IMMERSIVE VIRTUAL REALITY SIMULATION OF CHARGED PARTICLES: DESIGN GUIDELINES AND USER EXPERIENCE

Learning STEM concepts can be challenging due to their abstract and counterintuitive nature. Computer-based learning has emerged as a method to improve students’ comprehension of these topics. Still, technological tools require support from pedagogical strategies, technology affordances, sound design, and structured activities to teach STEM concepts effectively. Among these technologies, immersive virtual reality (IVR) has emerged as a means to provide engaging and immersive experiences for learning and training. To investigate the influence of IVR and its potential benefits for STEM education, we designed and developed an IVR experience focused on training and learning for conceptual understanding of complex STEM topics.

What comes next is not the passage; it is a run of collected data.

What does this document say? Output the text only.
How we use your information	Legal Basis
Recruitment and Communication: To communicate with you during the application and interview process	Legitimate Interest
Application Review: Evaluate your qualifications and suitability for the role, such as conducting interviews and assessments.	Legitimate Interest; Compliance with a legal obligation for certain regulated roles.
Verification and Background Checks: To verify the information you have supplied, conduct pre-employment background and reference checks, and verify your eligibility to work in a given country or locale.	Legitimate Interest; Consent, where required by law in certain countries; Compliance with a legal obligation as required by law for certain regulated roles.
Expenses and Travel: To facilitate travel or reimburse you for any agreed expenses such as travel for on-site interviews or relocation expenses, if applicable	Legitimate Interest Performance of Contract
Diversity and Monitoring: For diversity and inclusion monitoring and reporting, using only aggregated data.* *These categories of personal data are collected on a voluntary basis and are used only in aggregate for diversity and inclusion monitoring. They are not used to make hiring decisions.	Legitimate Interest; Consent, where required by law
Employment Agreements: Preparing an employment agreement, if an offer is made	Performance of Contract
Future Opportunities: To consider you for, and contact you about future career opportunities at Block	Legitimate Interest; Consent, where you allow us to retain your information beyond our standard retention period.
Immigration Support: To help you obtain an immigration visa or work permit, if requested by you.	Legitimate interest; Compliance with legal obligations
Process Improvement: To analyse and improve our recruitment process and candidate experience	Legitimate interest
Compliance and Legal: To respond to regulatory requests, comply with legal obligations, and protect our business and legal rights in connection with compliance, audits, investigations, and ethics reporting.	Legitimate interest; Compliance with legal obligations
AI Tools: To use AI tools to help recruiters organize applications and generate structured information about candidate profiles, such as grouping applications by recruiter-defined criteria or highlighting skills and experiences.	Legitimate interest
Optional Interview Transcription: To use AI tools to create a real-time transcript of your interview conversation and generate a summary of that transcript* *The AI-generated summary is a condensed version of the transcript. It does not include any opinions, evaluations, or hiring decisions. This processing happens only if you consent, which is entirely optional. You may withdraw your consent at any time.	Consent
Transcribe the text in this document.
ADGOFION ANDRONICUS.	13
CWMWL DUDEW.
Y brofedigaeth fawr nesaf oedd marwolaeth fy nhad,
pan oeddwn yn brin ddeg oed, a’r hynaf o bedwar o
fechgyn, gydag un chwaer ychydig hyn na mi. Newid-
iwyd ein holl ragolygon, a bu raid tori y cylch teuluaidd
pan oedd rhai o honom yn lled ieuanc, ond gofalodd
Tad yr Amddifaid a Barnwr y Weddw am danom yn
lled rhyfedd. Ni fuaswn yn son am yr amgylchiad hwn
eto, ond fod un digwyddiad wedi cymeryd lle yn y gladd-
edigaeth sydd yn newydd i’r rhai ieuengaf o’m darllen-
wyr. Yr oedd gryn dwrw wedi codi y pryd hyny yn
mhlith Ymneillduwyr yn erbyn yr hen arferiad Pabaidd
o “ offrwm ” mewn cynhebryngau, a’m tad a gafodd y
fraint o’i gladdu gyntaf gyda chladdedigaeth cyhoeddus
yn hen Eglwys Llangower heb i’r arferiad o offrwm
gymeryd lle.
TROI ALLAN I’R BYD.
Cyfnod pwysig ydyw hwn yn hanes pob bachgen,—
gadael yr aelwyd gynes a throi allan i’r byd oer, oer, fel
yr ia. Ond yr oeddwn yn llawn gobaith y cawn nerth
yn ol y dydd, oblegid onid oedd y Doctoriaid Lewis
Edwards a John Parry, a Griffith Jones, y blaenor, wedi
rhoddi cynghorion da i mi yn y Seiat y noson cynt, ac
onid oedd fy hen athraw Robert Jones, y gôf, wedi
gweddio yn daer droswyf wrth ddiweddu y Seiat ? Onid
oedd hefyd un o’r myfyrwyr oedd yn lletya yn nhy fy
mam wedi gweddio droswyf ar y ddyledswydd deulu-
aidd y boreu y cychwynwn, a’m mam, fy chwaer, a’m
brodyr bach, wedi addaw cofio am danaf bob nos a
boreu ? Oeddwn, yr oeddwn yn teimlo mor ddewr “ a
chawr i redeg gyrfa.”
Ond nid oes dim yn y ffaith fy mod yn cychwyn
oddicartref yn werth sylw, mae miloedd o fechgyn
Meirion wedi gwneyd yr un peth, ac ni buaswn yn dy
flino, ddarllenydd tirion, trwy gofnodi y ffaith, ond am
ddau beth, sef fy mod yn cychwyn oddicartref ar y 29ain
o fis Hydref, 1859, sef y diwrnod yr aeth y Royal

Specifically, the author targeted the domain of electricity and magnetism by simulating charged particles (CPs) interactions and electric fields (EFs) representation. The theoretical framework of embodied learning guided both the design of the learning tools and the research methodology. The IVR tool was evaluated regarding user experience and its designed affordances across three user studies. The author has published these user studies as conference and journal papers during his Ph.D.The results suggest that the IVR lessons enhanced the participants’ conceptual understanding of CPs, and the design affordances were considered intuitive and usable for the learning objectives. Additionally, the results indicated higher workload rates when interacting with IVR, particularly with 3D representation, compared to desktop activities. However, IVR also demonstrated greater engagement, emotional response, and presence. Furthermore, we observed no significant differences in self-reported user experience metrics across the in-VR assessment formats. However, participants achieved higher grades when interacting with the assessment with 3D models, including significantly more movement inside the virtual environment. Finally, we provided insights into designing IVR experiences that promote conceptual understanding of complex STEM topics based on embodied learning principles.